Here is a worked example of a stoichiometry problem. Just follow the steps.
http://www.jiskha.com/science/chemistry/stoichiometry.html
thank you for your response, I think I can solve the stoichiometry, the main issue for me is trying to set up the formula.
do you think could help me try to set up the formula? the components confuse me.
To determine the number of moles of silver chloride precipitated (AgCl), you need to first calculate the number of moles of barium chloride dihydrate (BaCl2.2H2O).
a) Let's start by calculating the molar mass of BaCl2.2H2O:
- Molar mass of Ba = 137.33 g/mol
- Molar mass of Cl = 35.45 g/mol
- Molar mass of H2O = 18.02 g/mol
Since the compound contains two chloride ions and two water molecules, the molar mass of BaCl2.2H2O can be calculated as:
Molar mass of BaCl2.2H2O = (137.33 g/mol) + (2 × 35.45 g/mol) + (2 × 18.02 g/mol) = 244.26 g/mol
b) Now, let's calculate the number of moles of BaCl2.2H2O:
Number of moles = Mass / Molar mass
Number of moles of BaCl2.2H2O = 48.9 g / 244.26 g/mol = 0.2 mol
c) The chemical equation for the reaction is:
BaCl2.2H2O + 2AgNO3 -> 2AgCl + Ba(NO3)2 + 2H2O
From the balanced equation, we can see that 1 mole of BaCl2.2H2O will produce 2 moles of AgCl.

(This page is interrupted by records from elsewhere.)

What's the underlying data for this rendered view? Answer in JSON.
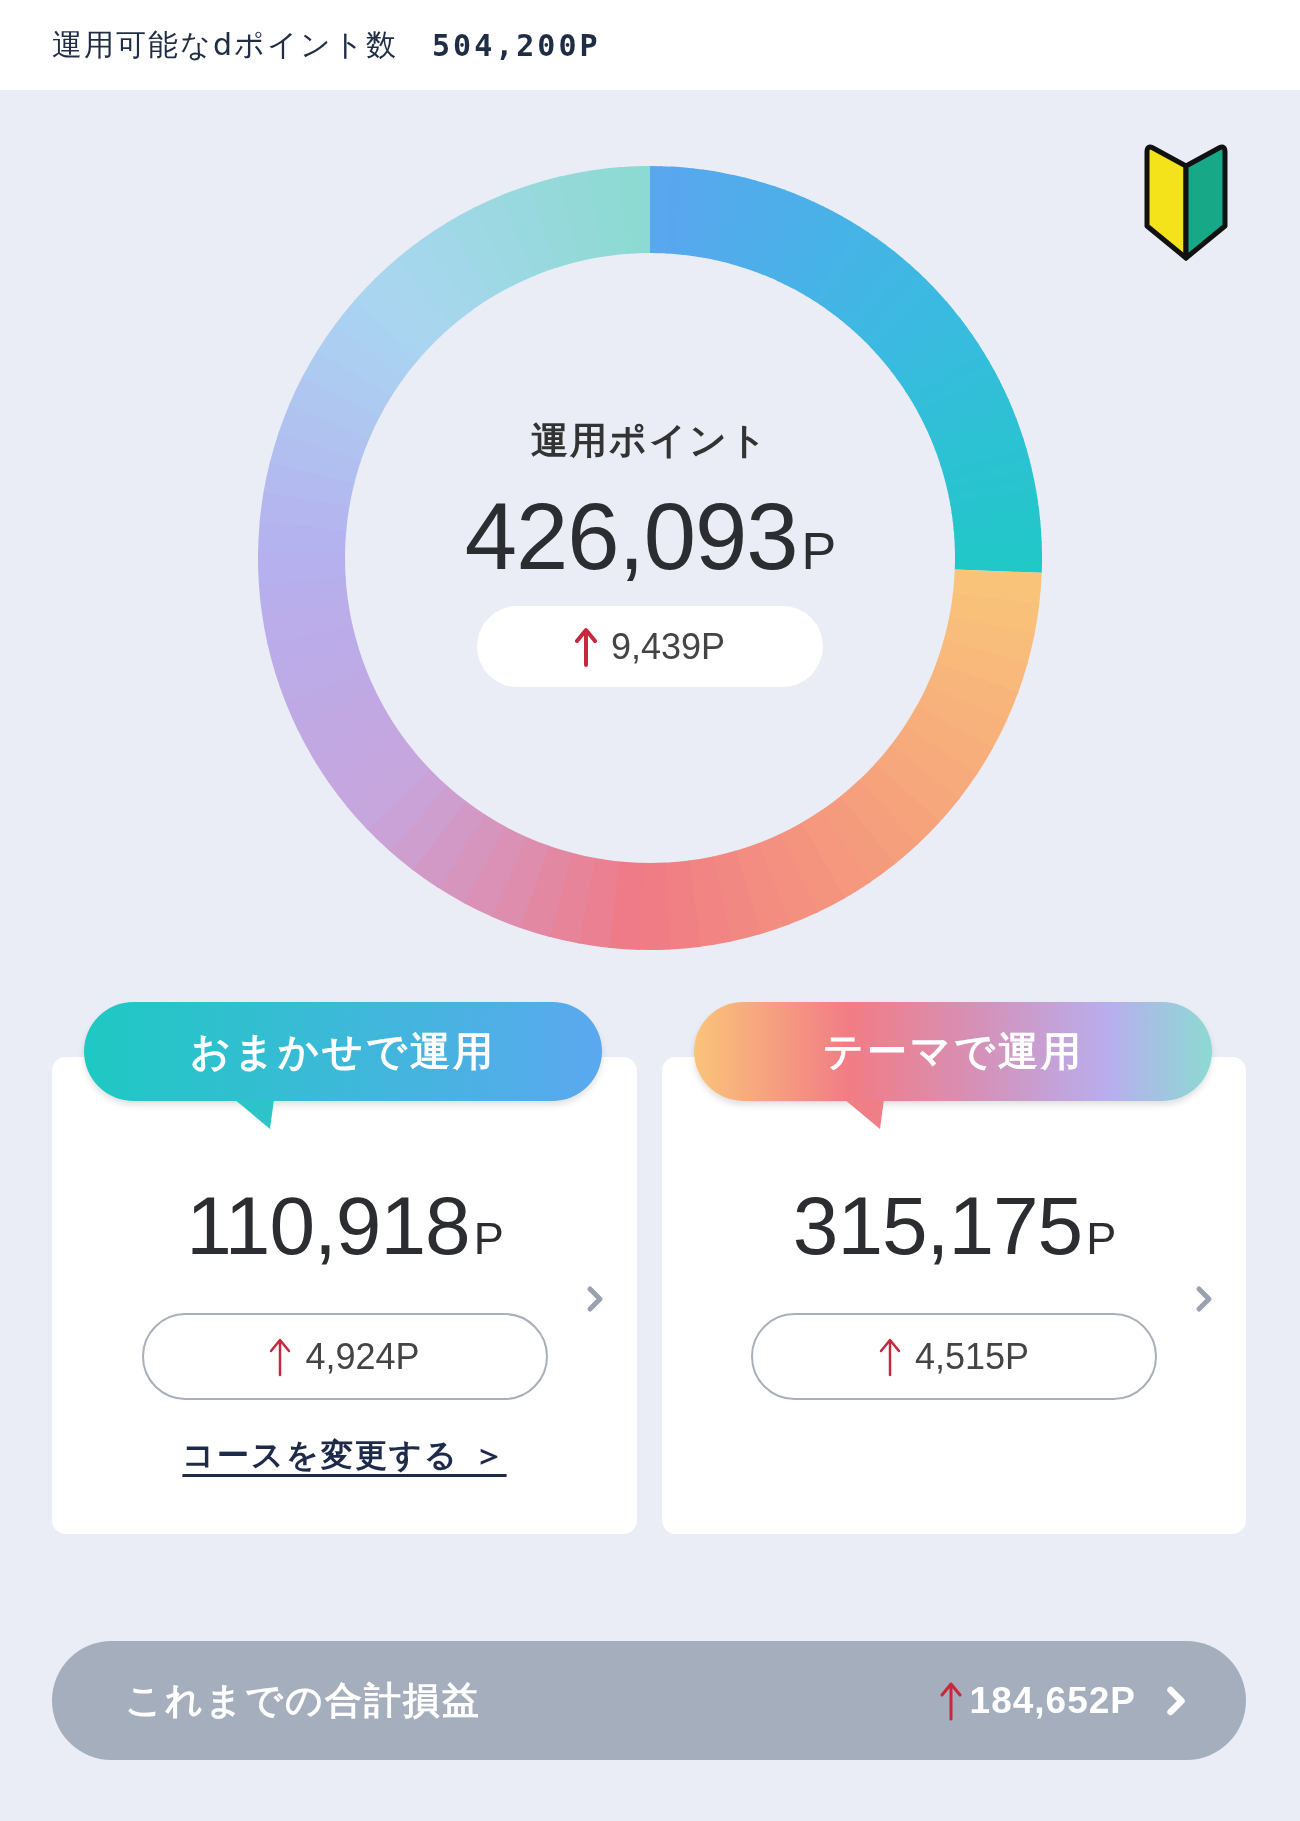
{
  "header": {
    "label": "運用可能なdポイント数",
    "value": "504,200P"
  },
  "summary": {
    "label": "運用ポイント",
    "value": "426,093",
    "unit": "P",
    "change": "9,439P"
  },
  "cards": [
    {
      "title": "おまかせで運用",
      "value": "110,918",
      "unit": "P",
      "change": "4,924P",
      "link": "コースを変更する ＞"
    },
    {
      "title": "テーマで運用",
      "value": "315,175",
      "unit": "P",
      "change": "4,515P"
    }
  ],
  "total": {
    "label": "これまでの合計損益",
    "value": "184,652P"
  }
}
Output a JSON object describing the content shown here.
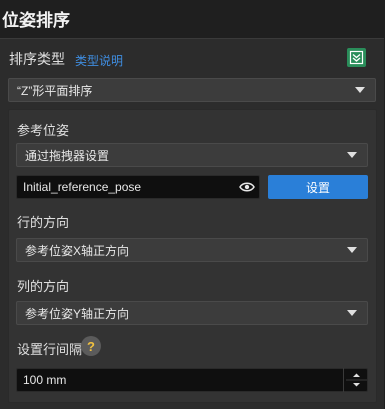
{
  "header": {
    "title": "位姿排序"
  },
  "sort_type": {
    "label": "排序类型",
    "help_link": "类型说明",
    "selected": "“Z”形平面排序"
  },
  "reference_pose": {
    "label": "参考位姿",
    "method_selected": "通过拖拽器设置",
    "pose_name": "Initial_reference_pose",
    "set_button": "设置"
  },
  "row_direction": {
    "label": "行的方向",
    "selected": "参考位姿X轴正方向"
  },
  "column_direction": {
    "label": "列的方向",
    "selected": "参考位姿Y轴正方向"
  },
  "row_spacing": {
    "label": "设置行间隔",
    "help_glyph": "?",
    "value": "100 mm"
  },
  "colors": {
    "accent": "#2a7fd8",
    "link": "#3f8de0",
    "panel": "#2c2c2c"
  }
}
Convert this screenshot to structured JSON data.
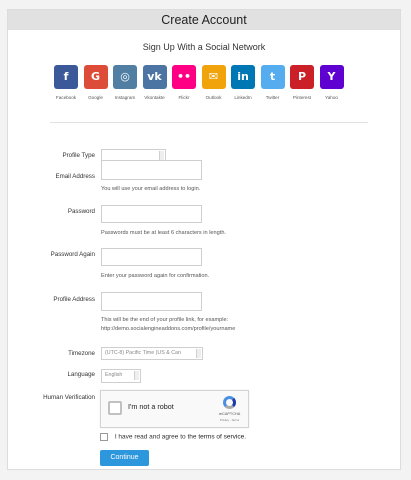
{
  "header": {
    "title": "Create Account"
  },
  "social": {
    "title": "Sign Up With a Social Network",
    "networks": [
      {
        "name": "Facebook",
        "glyph": "f",
        "color": "#3b5998"
      },
      {
        "name": "Google",
        "glyph": "G",
        "color": "#dd4b39"
      },
      {
        "name": "Instagram",
        "glyph": "◎",
        "color": "#517fa4"
      },
      {
        "name": "Vkontakte",
        "glyph": "vk",
        "color": "#4c75a3"
      },
      {
        "name": "Flickr",
        "glyph": "••",
        "color": "#ff0084"
      },
      {
        "name": "Outlook",
        "glyph": "✉",
        "color": "#f0a30a"
      },
      {
        "name": "LinkedIn",
        "glyph": "in",
        "color": "#0077b5"
      },
      {
        "name": "Twitter",
        "glyph": "t",
        "color": "#55acee"
      },
      {
        "name": "Pinterest",
        "glyph": "P",
        "color": "#cb2027"
      },
      {
        "name": "Yahoo",
        "glyph": "Y",
        "color": "#5f01d1"
      }
    ]
  },
  "form": {
    "profile_type": {
      "label": "Profile Type",
      "value": ""
    },
    "email": {
      "label": "Email Address",
      "value": "",
      "hint": "You will use your email address to login."
    },
    "password": {
      "label": "Password",
      "value": "",
      "hint": "Passwords must be at least 6 characters in length."
    },
    "password_again": {
      "label": "Password Again",
      "value": "",
      "hint": "Enter your password again for confirmation."
    },
    "profile_address": {
      "label": "Profile Address",
      "value": "",
      "hint_line1": "This will be the end of your profile link, for example:",
      "hint_line2": "http://demo.socialengineaddons.com/profile/yourname"
    },
    "timezone": {
      "label": "Timezone",
      "value": "(UTC-8) Pacific Time (US & Can"
    },
    "language": {
      "label": "Language",
      "value": "English"
    },
    "human_verification": {
      "label": "Human Verification",
      "checkbox_text": "I'm not a robot",
      "brand": "reCAPTCHA",
      "terms": "Privacy - Terms"
    },
    "agree": {
      "prefix": "I have read and agree to the",
      "link": "terms of service",
      "suffix": "."
    },
    "submit_label": "Continue"
  }
}
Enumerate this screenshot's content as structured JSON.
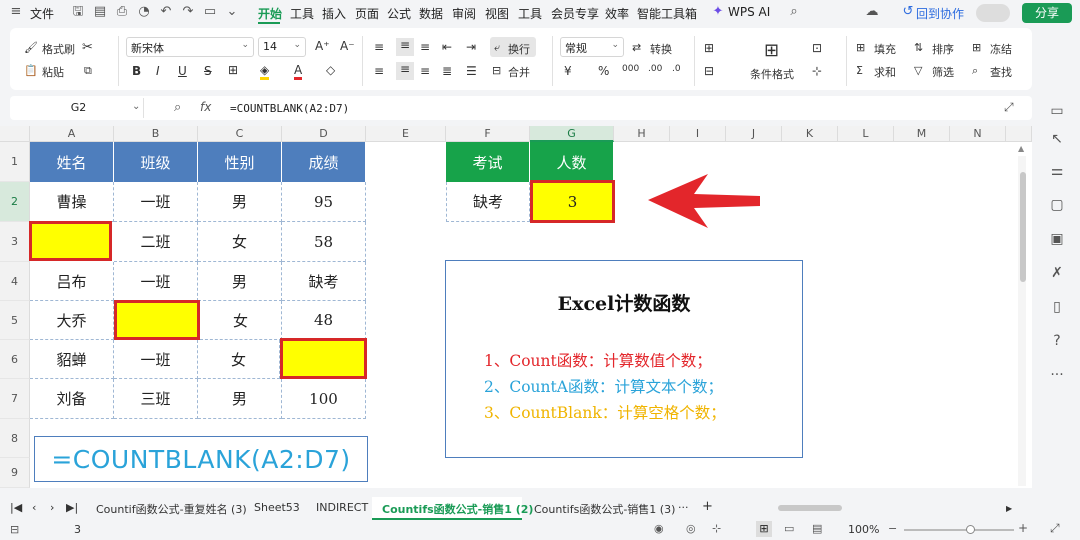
{
  "menubar": {
    "file": "文件",
    "tabs": [
      "开始",
      "工具",
      "插入",
      "页面",
      "公式",
      "数据",
      "审阅",
      "视图",
      "工具",
      "会员专享",
      "效率",
      "智能工具箱"
    ],
    "wps_ai": "WPS AI",
    "collab": "回到协作",
    "share": "分享"
  },
  "ribbon": {
    "format_painter": "格式刷",
    "paste": "粘贴",
    "font_name": "新宋体",
    "font_size": "14",
    "wrap": "换行",
    "merge": "合并",
    "number_format": "常规",
    "convert": "转换",
    "cond_format": "条件格式",
    "fill": "填充",
    "sum": "求和",
    "sort": "排序",
    "filter": "筛选",
    "freeze": "冻结",
    "find": "查找"
  },
  "formula_bar": {
    "cell_ref": "G2",
    "formula": "=COUNTBLANK(A2:D7)"
  },
  "grid": {
    "columns": [
      "A",
      "B",
      "C",
      "D",
      "E",
      "F",
      "G",
      "H",
      "I",
      "J",
      "K",
      "L",
      "M",
      "N"
    ],
    "rows": [
      "1",
      "2",
      "3",
      "4",
      "5",
      "6",
      "7",
      "8",
      "9"
    ],
    "table_header": [
      "姓名",
      "班级",
      "性别",
      "成绩"
    ],
    "table_rows": [
      [
        "曹操",
        "一班",
        "男",
        "95"
      ],
      [
        "",
        "二班",
        "女",
        "58"
      ],
      [
        "吕布",
        "一班",
        "男",
        "缺考"
      ],
      [
        "大乔",
        "",
        "女",
        "48"
      ],
      [
        "貂蝉",
        "一班",
        "女",
        ""
      ],
      [
        "刘备",
        "三班",
        "男",
        "100"
      ]
    ],
    "formula_display": "=COUNTBLANK(A2:D7)",
    "result_header": [
      "考试",
      "人数"
    ],
    "result_row": [
      "缺考",
      "3"
    ]
  },
  "note_box": {
    "title": "Excel计数函数",
    "line1": "1、Count函数：计算数值个数；",
    "line2": "2、CountA函数：计算文本个数；",
    "line3": "3、CountBlank：计算空格个数；",
    "colors": {
      "line1": "#e3262b",
      "line2": "#2aa3d9",
      "line3": "#f0b400"
    }
  },
  "sheet_tabs": [
    "Countif函数公式-重复姓名 (3)",
    "Sheet53",
    "INDIRECT",
    "Countifs函数公式-销售1 (2)",
    "Countifs函数公式-销售1 (3)"
  ],
  "status": {
    "count_value": "3",
    "zoom": "100%"
  },
  "colors": {
    "accent": "#1a9b56",
    "header_blue": "#4e7ebd",
    "header_green": "#17a34a",
    "highlight_yellow": "#ffff00",
    "highlight_border": "#d62828",
    "arrow_red": "#e3262b"
  }
}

Therefore, the number of moles of AgCl precipitated will be:
Number of moles of AgCl = 2 × Number of moles of BaCl2.2H2O = 2 × 0.2 mol = 0.4 mol
To calculate the mass of AgCl precipitated, we need to know the molar mass of AgCl.
The molar mass of AgCl can be calculated as:
- Molar mass of Ag = 107.87 g/mol
- Molar mass of Cl = 35.45 g/mol
The molar mass of AgCl is:
Molar mass of AgCl = 107.87 g/mol + 35.45 g/mol = 143.32 g/mol
Finally, we can calculate the mass of AgCl precipitated:
Mass of AgCl = Number of moles of AgCl × Molar mass of AgCl
Mass of AgCl = 0.4 mol × 143.32 g/mol ≈ 57.33 g of AgCl
Therefore, the answer to part b) is approximately 57.33 grams of AgCl precipitated.